Invert Binary Tree

Queues based approach

We will be taking the help of a queue data structure in order to solve this problem. A queue has following properties.

• Insertion from the end (Called enque)
• Deletion from the start. (Called dequeue)

Also, A queue helps in implenting what is called a Breadth First Traversal - Which is a way of traversing a tree/graph in a Breadth first manner. i.e. , We first explore the same level of the tree (or the same breadth) and then move into deeper levels of the tree.

Simply put: neighbours first, children next.
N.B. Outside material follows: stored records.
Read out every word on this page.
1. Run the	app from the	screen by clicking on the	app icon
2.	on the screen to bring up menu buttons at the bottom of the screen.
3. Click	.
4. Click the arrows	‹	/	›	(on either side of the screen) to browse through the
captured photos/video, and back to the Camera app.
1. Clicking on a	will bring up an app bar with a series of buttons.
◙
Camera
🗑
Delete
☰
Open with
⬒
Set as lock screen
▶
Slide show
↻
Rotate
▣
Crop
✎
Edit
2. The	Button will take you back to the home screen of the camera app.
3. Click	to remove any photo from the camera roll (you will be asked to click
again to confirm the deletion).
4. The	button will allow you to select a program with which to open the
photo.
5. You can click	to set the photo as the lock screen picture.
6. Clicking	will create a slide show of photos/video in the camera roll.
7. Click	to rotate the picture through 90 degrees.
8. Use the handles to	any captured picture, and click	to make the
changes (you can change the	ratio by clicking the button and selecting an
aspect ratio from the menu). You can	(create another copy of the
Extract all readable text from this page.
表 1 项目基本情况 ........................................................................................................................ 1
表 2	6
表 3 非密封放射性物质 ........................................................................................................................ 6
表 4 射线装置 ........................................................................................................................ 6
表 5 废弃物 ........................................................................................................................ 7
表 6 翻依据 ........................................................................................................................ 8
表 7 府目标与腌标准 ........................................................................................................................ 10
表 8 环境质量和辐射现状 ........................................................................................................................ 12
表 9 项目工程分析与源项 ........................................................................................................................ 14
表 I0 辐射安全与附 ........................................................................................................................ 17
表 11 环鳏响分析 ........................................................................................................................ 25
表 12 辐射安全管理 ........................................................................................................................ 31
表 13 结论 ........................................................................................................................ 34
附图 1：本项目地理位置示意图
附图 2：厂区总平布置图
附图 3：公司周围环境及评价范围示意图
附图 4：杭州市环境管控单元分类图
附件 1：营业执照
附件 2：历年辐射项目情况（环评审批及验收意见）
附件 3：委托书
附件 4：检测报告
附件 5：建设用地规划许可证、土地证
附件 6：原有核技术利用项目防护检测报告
1. Initialize a queue that contains only the tree value to start with (this is passed as an input parameter to the function).
2. While the queue is not empty,
   1. Remove the first element from the queue. (We will call this currentNode).
   2. Assign tree.left to the right subtree and tree.right to the left subtree. Essentially, we are trying to swap the left and right subtrees of the current node.
   3. If there is still a left subtree left, push it to the queue.
   4. If there is still a right subtree left, push it to the queue.
   5. Repeat step 2 untill the queue is empty.
3. Return result.

Time and Space Complexities

• O(N) Time complexity, because we check each element atmost once.
• O(N) Space complexity, because we can have a skewed tree. In average case it will be O(H) where H is the height of the tree.

Recursive approach

In the recursive approach, we try to swap the left and the right children as we traverse the tree top to down. Once we hit the base case, form there on the actuall swapping starts to happen.

1. If there is no tree, i.e. !tree - return. This will be the base case.
2. Recursively call the left subtree (call it left variable)
3. Recursively call the right subtree (call it right variable)
4. Assign left subtree to the right variable and right subtree to the left variable

tree.left = right;
tree.right = left;

What is happening is essentially we are travelling to the end of the tree, essentially trying to swap the end values first.

Since the end values are swapped by now, we move one level up (because of recursion, the function calls starts to pop off from the stack) and that is how the parents are swapped

Time and Space Complexities

• O(N) Time complexity, because we check each element atmost once.
• O(N) Space complexity, because we can have a skewed tree. In average case it will be O(H) where H is the height of the tree.

Another Recursive Approach - Swapping

As we saw earlier in the recursive approach, we essentially swapped children nodes of a parent node but we did it for the leaf nodes first. In this approach, we are going to start with the root node, and keep on swapping as and when we encounter left and right subtrees.

1. If there is no tree i.e. !tree - return. This will be our base case.
2. Swap the tree.left and tree.right values. (We are going to use a swap helper method here). Essentially, we are performing the swap as the first thing in the function.
3. Recursively call the function on the left subtree.
4. Recursively call the function on the right subtree.
5. Return tree at the end.

Time and Space Complexities

• O(N) Time complexity, because we check each element atmost once.
• O(N) Space complexity, because we can have a skewed tree. In average case it will be O(H) where H is the height of the tree.